Hence the white oleander of the film's title, which is a metaphor for Ingrid's own poisonous beauty. Based on a novel by Janet Fitch that got the Oprah Winfrey seal of approval, White Oleander is mostly about Ingrid's daughter Astrid (Alison Lohman), who is left on her own when Ingrid gets hauled off to prison. Astrid narrates the movie, so we know she makes it through, but in the meantime we have to watch this teenage mama's girl negotiate her way through the California foster-care system. And let me tell you, it's one hair-raising gauntlet.
First up is Robin Wright Penn's Starr, a former alcoholic/cokehead/stripper who's found Jesus but still misplaces him on occasion. Then there's Renee Zellweger's Claire, a TV director's wife who may be the loneliest woman in Los Angeles. Like Ingrid, Starr and Claire have man problems, and their solutions are about as deadly. But thanks in part to some wonderful performances, director Peter Kosminsky manages to keep the drama from curdling into melodrama. White Oleander never feels less than real, even when it reminds you of a fairy tale.

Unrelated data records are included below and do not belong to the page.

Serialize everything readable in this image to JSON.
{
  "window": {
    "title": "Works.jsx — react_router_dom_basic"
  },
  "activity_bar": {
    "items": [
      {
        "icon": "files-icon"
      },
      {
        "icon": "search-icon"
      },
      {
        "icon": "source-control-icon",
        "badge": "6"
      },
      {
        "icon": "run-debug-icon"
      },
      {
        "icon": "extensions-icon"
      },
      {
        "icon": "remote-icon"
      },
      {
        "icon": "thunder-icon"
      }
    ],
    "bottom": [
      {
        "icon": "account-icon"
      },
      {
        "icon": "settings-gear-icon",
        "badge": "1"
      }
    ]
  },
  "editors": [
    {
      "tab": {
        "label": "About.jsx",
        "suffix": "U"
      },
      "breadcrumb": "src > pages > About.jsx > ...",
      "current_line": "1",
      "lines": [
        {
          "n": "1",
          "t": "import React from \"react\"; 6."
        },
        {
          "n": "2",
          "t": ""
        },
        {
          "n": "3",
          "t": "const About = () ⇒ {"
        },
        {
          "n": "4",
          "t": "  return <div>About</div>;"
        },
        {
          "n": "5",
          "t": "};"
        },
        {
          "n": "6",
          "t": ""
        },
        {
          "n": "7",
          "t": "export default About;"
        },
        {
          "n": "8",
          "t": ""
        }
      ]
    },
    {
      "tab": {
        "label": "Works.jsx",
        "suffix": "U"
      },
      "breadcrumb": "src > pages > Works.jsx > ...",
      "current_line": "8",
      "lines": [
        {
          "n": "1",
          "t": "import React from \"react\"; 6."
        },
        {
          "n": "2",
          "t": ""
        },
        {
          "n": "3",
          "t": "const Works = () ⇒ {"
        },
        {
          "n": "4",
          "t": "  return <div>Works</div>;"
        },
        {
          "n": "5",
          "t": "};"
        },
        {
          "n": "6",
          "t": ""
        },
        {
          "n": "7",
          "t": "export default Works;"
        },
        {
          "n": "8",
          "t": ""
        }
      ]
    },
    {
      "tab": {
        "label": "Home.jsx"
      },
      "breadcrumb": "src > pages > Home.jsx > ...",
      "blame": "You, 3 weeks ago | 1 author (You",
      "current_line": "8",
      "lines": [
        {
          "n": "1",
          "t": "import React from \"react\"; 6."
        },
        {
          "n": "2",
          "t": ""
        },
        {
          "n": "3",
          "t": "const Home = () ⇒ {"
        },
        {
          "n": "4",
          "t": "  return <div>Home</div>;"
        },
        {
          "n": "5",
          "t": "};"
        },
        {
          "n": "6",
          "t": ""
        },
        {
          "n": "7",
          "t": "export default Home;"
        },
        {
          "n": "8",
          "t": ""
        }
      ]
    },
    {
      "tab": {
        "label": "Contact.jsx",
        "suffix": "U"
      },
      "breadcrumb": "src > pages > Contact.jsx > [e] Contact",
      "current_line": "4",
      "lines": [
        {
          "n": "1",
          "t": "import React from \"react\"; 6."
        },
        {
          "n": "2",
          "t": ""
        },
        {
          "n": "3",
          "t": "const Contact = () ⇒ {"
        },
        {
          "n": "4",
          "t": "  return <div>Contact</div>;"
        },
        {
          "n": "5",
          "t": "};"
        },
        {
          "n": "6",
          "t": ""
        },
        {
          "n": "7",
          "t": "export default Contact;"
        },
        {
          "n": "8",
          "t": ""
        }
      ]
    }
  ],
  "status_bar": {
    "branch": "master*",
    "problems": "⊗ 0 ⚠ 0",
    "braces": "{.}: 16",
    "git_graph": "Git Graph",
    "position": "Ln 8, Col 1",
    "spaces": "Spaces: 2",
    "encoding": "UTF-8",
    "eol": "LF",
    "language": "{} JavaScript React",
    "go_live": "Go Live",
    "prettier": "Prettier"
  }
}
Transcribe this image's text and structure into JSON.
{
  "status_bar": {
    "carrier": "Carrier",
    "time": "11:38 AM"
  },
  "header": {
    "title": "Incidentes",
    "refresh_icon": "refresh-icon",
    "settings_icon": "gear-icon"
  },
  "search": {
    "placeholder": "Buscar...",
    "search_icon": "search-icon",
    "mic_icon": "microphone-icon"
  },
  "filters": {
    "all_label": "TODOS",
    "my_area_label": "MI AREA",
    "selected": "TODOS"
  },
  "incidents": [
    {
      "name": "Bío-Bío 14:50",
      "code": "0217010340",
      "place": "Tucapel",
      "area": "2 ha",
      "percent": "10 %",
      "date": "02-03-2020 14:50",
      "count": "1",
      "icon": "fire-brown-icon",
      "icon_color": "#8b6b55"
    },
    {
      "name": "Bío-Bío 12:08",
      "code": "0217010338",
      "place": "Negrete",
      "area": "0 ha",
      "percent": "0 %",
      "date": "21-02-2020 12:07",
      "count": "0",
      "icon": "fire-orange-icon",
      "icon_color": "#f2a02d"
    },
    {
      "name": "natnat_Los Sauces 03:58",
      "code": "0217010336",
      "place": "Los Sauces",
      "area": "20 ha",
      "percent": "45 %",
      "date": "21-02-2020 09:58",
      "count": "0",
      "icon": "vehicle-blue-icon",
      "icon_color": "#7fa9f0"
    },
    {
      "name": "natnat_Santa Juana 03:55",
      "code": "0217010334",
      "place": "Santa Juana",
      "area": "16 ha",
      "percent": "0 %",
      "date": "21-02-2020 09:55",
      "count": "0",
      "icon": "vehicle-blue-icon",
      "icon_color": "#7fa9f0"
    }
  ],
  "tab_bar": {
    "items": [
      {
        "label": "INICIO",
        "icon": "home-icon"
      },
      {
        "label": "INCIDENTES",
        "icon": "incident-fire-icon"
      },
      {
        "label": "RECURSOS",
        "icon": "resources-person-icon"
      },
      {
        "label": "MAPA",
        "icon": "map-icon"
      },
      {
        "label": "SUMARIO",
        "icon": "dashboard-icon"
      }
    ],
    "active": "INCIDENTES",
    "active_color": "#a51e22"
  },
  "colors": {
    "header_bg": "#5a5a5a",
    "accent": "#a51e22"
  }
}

Ingrid and Astrid ' the names are almost too intimately related, like Hansel and Gretel. And the heroic quest that Astrid must undertake is escaping her mother's shadow. "Prison agrees with me," Ingrid tells Astrid during one of Astrid's visits. "It's kill or be killed." But it's difficult to raise a daughter from behind bars; and Astrid, like a chameleon, takes on the shadings of her foster moms, which drives Ingrid up the walls of her cell. You can't choose your parents, the movie seems to say, but you can choose when to listen and when to ignore them.
As Astrid, newcomer Lohman more than holds her own against some fiercely talented actresses. She looks a little like Linda Blair in The Exorcist, which gives an edge to her Lolita-ish ripeness. A coming-of-age film, White Oleander is ultimately about resilience, Astrid doing everything she can to avoid becoming her mother, even while the foster-care system does everything it can to both save and destroy her. The script's schematic; Astrid's life passes by in chapters. But life does that sometimes, keeps starting over and over again while searching for a happy ending.